In the case of a pre-packaged supermarket cheese:

  • Choose a cheese as close as possible to its best-before date to ensure a fuller flavour.
  • If the cheese is completely obscured by its packaging, give it a gentle squeeze. Buy a product with some elasticity and avoid anything that is rock-hard.


Serve white mould cheeses at room temperature with a dry, sparkling white or a fortified wine such as Muscat, Tokay or port.



Cheddar takes its name from the village of Cheddar in Somerset, England, which devised the process of "cheddaring", whereby blocks of curds are stacked like bricks, releasing moisture. As cheddar ages, it changes from having a smooth texture to being dry and crumbly with a sharp flavour. The descriptions on the packaging indicate how old the cheese is and, therefore, how developed the flavour will be. Quality depends on the types of cheeses used and how well they are combined.

Aged or mature cheddar crumbles and has a long, sharp flavour; semi-matured or tasty is slightly moister with a developed flavour. Mild cheddar slices well for use in sandwiches without overpowering the other fillings. Club cheddar is made from selected cheddar cheeses shredded and compacted together to make a block.


Selecting quality cheddar isn't as complicated as selecting  white mould cheese. It can come down to personal preference regarding flavour profile.

  • Look for descriptors such as "mild", "tasty", "extra tasty" or "vintage" to gauge strength of flavour.
  • Look for cheddar that is free from dryness or cracks in its surface.
  • The cheddar should have a lingering taste.


Serve cheddar at room temperature with a Cabernet Sauvignon, Shiraz, or a dry Chardonnay.

Blue cheese


Blue vein cheese is well-known for its distinct taste and smelly scent. The blue veins are created by inoculating the cheese with a mould – usually Penicillium roqueforti – which ripens from the inside out, unlike white mould cheese.

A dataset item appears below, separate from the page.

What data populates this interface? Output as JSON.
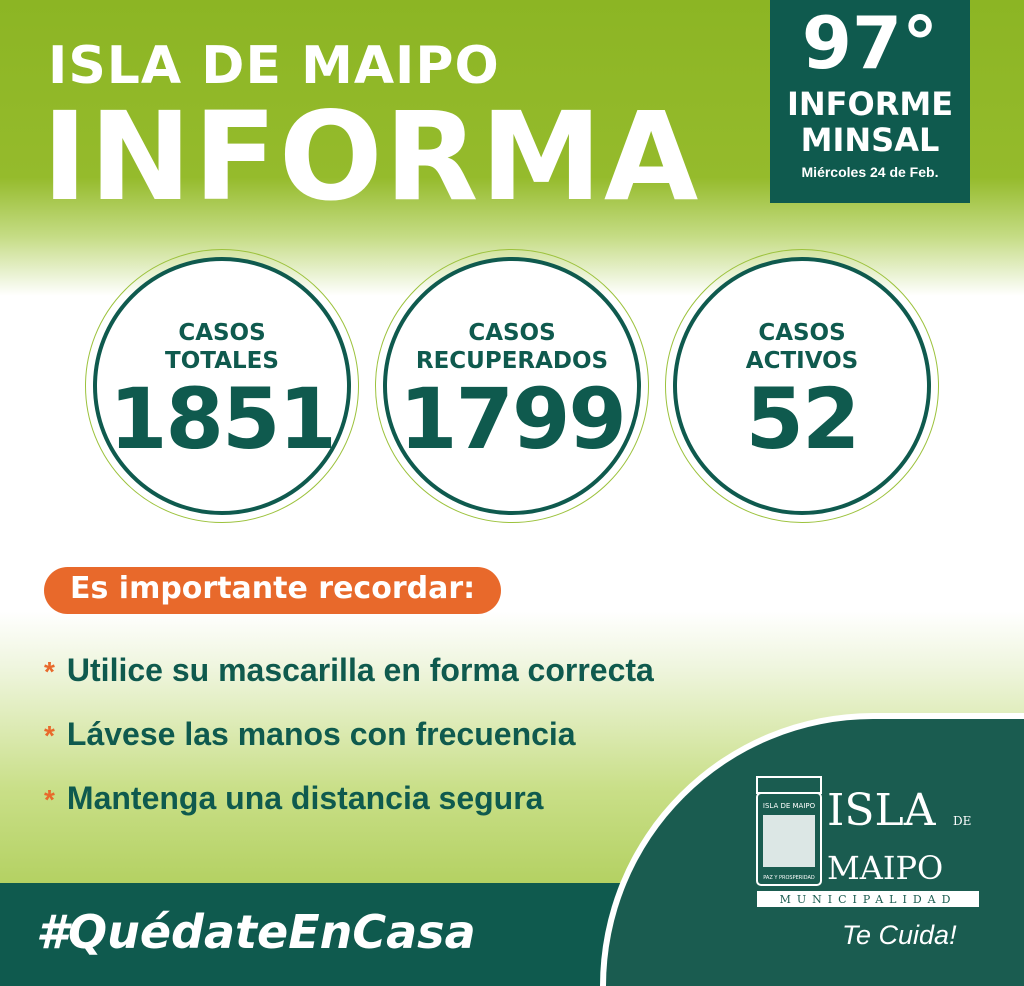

The cheese is pierced with metal spikes during maturation to allow in oxygen, promoting growth of the blue veins. Blue cheese comes in different styles, from soft and mildly creamy to firm, crumbly and strong flavoured.


As with white mould cheese, packaging can obscure the look and smell of a blue cheese. To ensure it's ripe for serving, make sure it:

  • has an even distribution of veining from centre to rind
  • is not grey or discoloured
  • is neither dry, nor wet and breaking down.


Serve blue cheese at room temperature with an aromatic white wine such as Sauvignon Blanc or Riesling. If you're a beer drinker, blue cheese also goes down well with lager.

Cheese in the raw

Unlike the European Union, the UK and most of the US, Australia had – up until 2012 – banned the home-grown production of unpasteurised or raw milk cheese. Some types of cheeses made from raw milk were, however, allowed to be imported. An uprising among cheese makers, slow food groups and foodies led to Food Standards Australia New Zealand (FSANZ) lifting the ban and allowing the traditional artisan practice of using raw milk to make cheese – but only for a few, select varieties. Australian cheese-makers are now allowed to make raw milk cheeses that are heated to 48°C during the production process and have a moisture content of less than 36%, namely: Emmental, Gruyere, Sbrinz and Roquefort.

Two local cheese producers have been given special exemption from these laws. Hindmarsh Valley Dairy in South Australia may produce raw goat's milk cheese, and Nick Haddow from Tasmania is free to produce any cheese from raw milk.